Pendant deux semaines, les journalistes qui avaient parlé du rapprochement EAU – Israël avaient évité le mot “paix” et insisté sur le fait que l’Autorité palestinienne et Hamas y étaient opposés.  La Presse et Le Devoir ont rivalisé sur qui aurait la présentation la plus négative de ce rapprochement, comme si la paix, si ce n’est la “paix des cimetières” revendiquée par les Palestiniens, était un concept sale.  Je me suis dit que deux journaux incompétents n’étaient pas représentatifs d’une tendance et que le jour même du vol,  les autres médias montreraient leur ouverture sur le monde.  Je me suis lourdement trompé.
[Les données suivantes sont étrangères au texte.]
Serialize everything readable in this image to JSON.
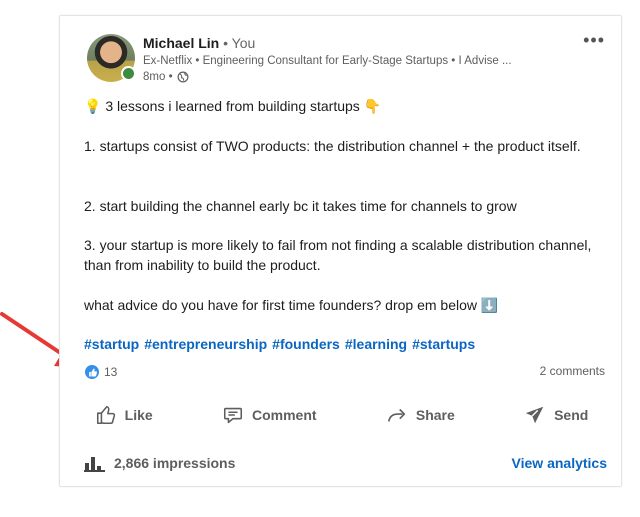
{
  "post": {
    "author": {
      "name": "Michael Lin",
      "relation": " • You",
      "headline": "Ex-Netflix • Engineering Consultant for Early-Stage Startups • I Advise ...",
      "time": "8mo •",
      "visibility_icon": "globe-icon"
    },
    "more_label": "•••",
    "body": {
      "line1": "💡 3 lessons i learned from building startups 👇",
      "line2": "1. startups consist of TWO products: the distribution channel + the product itself.",
      "line3": "2. start building the channel early bc it takes time for channels to grow",
      "line4": "3. your startup is more likely to fail from not finding a scalable distribution channel, than from inability to build the product.",
      "line5": "what advice do you have for first time founders? drop em below ⬇️"
    },
    "hashtags": [
      "#startup",
      "#entrepreneurship",
      "#founders",
      "#learning",
      "#startups"
    ],
    "reaction_count": "13",
    "comments_count": "2 comments",
    "actions": {
      "like": "Like",
      "comment": "Comment",
      "share": "Share",
      "send": "Send"
    },
    "impressions": "2,866 impressions",
    "view_analytics": "View analytics"
  },
  "colors": {
    "accent": "#0a66c2",
    "annotation_arrow": "#e53935",
    "online": "#3e8a3f"
  }
}
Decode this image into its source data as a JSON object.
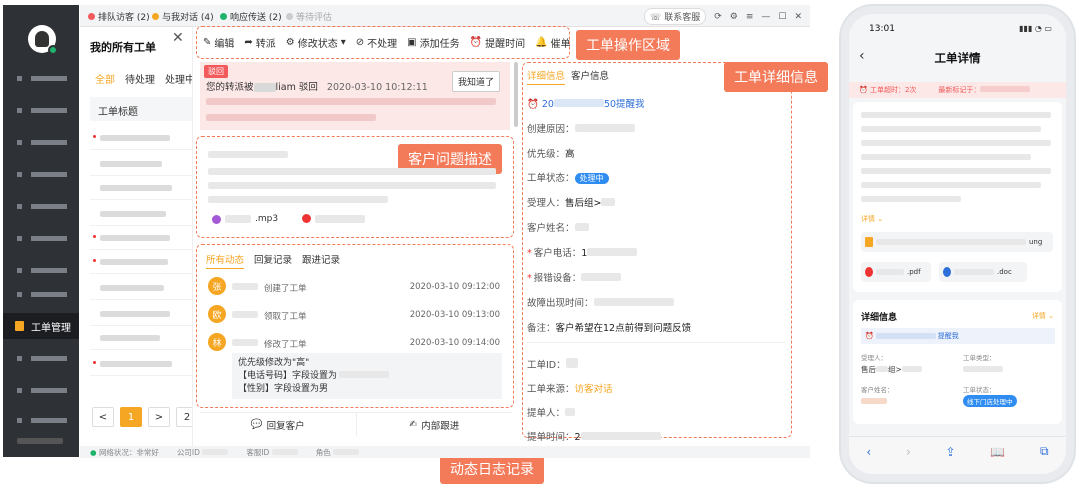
{
  "top_tabs": [
    {
      "label": "排队访客 (2)",
      "color": "#f25b5b"
    },
    {
      "label": "与我对话 (4)",
      "color": "#f5a623"
    },
    {
      "label": "响应传送 (2)",
      "color": "#1fb36b"
    },
    {
      "label": "等待评估",
      "color": "#bbbbbb"
    }
  ],
  "contact_service": "联系客服",
  "sidebar": {
    "active_label": "工单管理"
  },
  "list": {
    "title": "我的所有工单",
    "tabs": [
      "全部",
      "待处理",
      "处理中"
    ],
    "column_header": "工单标题",
    "pager": [
      "<",
      "1",
      ">",
      "2"
    ]
  },
  "toolbar": [
    "编辑",
    "转派",
    "修改状态",
    "不处理",
    "添加任务",
    "提醒时间",
    "催单"
  ],
  "callouts": {
    "toolbar": "工单操作区域",
    "problem": "客户问题描述",
    "detail": "工单详细信息",
    "log": "动态日志记录"
  },
  "reject": {
    "tag": "驳回",
    "text_prefix": "您的转派被",
    "text_suffix": "liam 驳回",
    "time": "2020-03-10 10:12:11",
    "ack_button": "我知道了"
  },
  "attachments": [
    ".mp3"
  ],
  "log": {
    "tabs": [
      "所有动态",
      "回复记录",
      "跟进记录"
    ],
    "entries": [
      {
        "avatar": "张",
        "action": "创建了工单",
        "time": "2020-03-10 09:12:00",
        "color": "#f5a623"
      },
      {
        "avatar": "欧",
        "action": "领取了工单",
        "time": "2020-03-10 09:13:00",
        "color": "#f5a623"
      },
      {
        "avatar": "林",
        "action": "修改了工单",
        "time": "2020-03-10 09:14:00",
        "color": "#f5a623"
      }
    ],
    "change_lines": [
      "优先级修改为\"高\"",
      "【电话号码】字段设置为",
      "【性别】字段设置为男"
    ],
    "reply_button": "回复客户",
    "internal_button": "内部跟进"
  },
  "detail": {
    "tabs": [
      "详细信息",
      "客户信息"
    ],
    "reminder_prefix": "20",
    "reminder_suffix": "50提醒我",
    "fields": [
      {
        "label": "创建原因：",
        "value": ""
      },
      {
        "label": "优先级：",
        "value": "高"
      },
      {
        "label": "工单状态：",
        "value": "处理中",
        "badge": true
      },
      {
        "label": "受理人：",
        "value": "售后组>"
      },
      {
        "label": "客户姓名：",
        "value": ""
      },
      {
        "label": "客户电话：",
        "value": "1",
        "required": true
      },
      {
        "label": "报错设备：",
        "value": "",
        "required": true
      },
      {
        "label": "故障出现时间：",
        "value": ""
      },
      {
        "label": "备注：",
        "value": "客户希望在12点前得到问题反馈"
      },
      {
        "label": "工单ID：",
        "value": ""
      },
      {
        "label": "工单来源：",
        "value": "访客对话",
        "accent": true
      },
      {
        "label": "提单人：",
        "value": ""
      },
      {
        "label": "提单时间：",
        "value": "2"
      }
    ]
  },
  "statusbar": [
    "网络状况：非常好",
    "公司ID",
    "客服ID",
    "角色"
  ],
  "phone": {
    "time": "13:01",
    "title": "工单详情",
    "alert_count": "工单超时：2次",
    "alert_last": "最新标记于：",
    "more": "详情",
    "file1_suffix": "ung",
    "file2": ".pdf",
    "file3": ".doc",
    "section_title": "详细信息",
    "section_more": "详情",
    "reminder": "提醒我",
    "labels": [
      "受理人：",
      "工单类型：",
      "客户姓名：",
      "工单状态："
    ],
    "assignee": "售后",
    "assignee2": "组>",
    "status_badge": "线下门店处理中"
  },
  "colors": {
    "accent": "#f47b5a",
    "brand": "#f5a623",
    "link": "#2f6fd8"
  }
}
J’ai cherché en vain des articles dans les grands médias français.  La paix EAU-Israël, connais pas!  J’ai alors regardé CNN et Fox.  À nouveau, rien.  Pour en avoir le coeur net, j’ai demandé à mon correspondant à Jérusalem quelle avait été la présentation de ce développement majeur à la télévision israélienne le lendemain, le premier septembre.  Le sujet avait été évoqué à la 25ème minute des nouvelles.
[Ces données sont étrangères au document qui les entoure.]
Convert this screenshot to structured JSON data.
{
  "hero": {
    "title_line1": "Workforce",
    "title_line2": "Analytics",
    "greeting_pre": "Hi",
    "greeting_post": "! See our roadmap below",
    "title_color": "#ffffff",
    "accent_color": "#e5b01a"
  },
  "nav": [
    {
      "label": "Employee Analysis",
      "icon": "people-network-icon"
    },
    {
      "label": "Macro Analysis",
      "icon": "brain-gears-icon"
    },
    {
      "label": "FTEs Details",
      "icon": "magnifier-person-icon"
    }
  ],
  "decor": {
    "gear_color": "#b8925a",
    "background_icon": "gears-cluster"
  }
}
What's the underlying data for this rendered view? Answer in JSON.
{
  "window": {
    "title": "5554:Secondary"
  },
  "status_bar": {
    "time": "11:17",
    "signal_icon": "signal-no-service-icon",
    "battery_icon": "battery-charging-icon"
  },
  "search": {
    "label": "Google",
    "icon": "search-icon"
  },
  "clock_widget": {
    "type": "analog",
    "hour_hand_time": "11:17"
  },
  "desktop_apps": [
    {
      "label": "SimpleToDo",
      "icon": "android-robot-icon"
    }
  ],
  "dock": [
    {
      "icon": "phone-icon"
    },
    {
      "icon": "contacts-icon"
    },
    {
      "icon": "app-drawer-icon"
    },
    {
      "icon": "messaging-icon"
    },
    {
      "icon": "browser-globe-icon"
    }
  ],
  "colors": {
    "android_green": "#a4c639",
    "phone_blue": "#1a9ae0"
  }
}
De deux choses l’une: ou la paix n’offre aucun intérêt, ou les médias ont un sens des priorités quelque peu surprenant.  Les médias s’inspirent du théâtre.  Il leur faut intrigue et personnages.  Ils savent tous, même ceux qui ne démonisent pas automatiquement Israël, tels le National Post ou Fox, que la version palestinienne fait autorité.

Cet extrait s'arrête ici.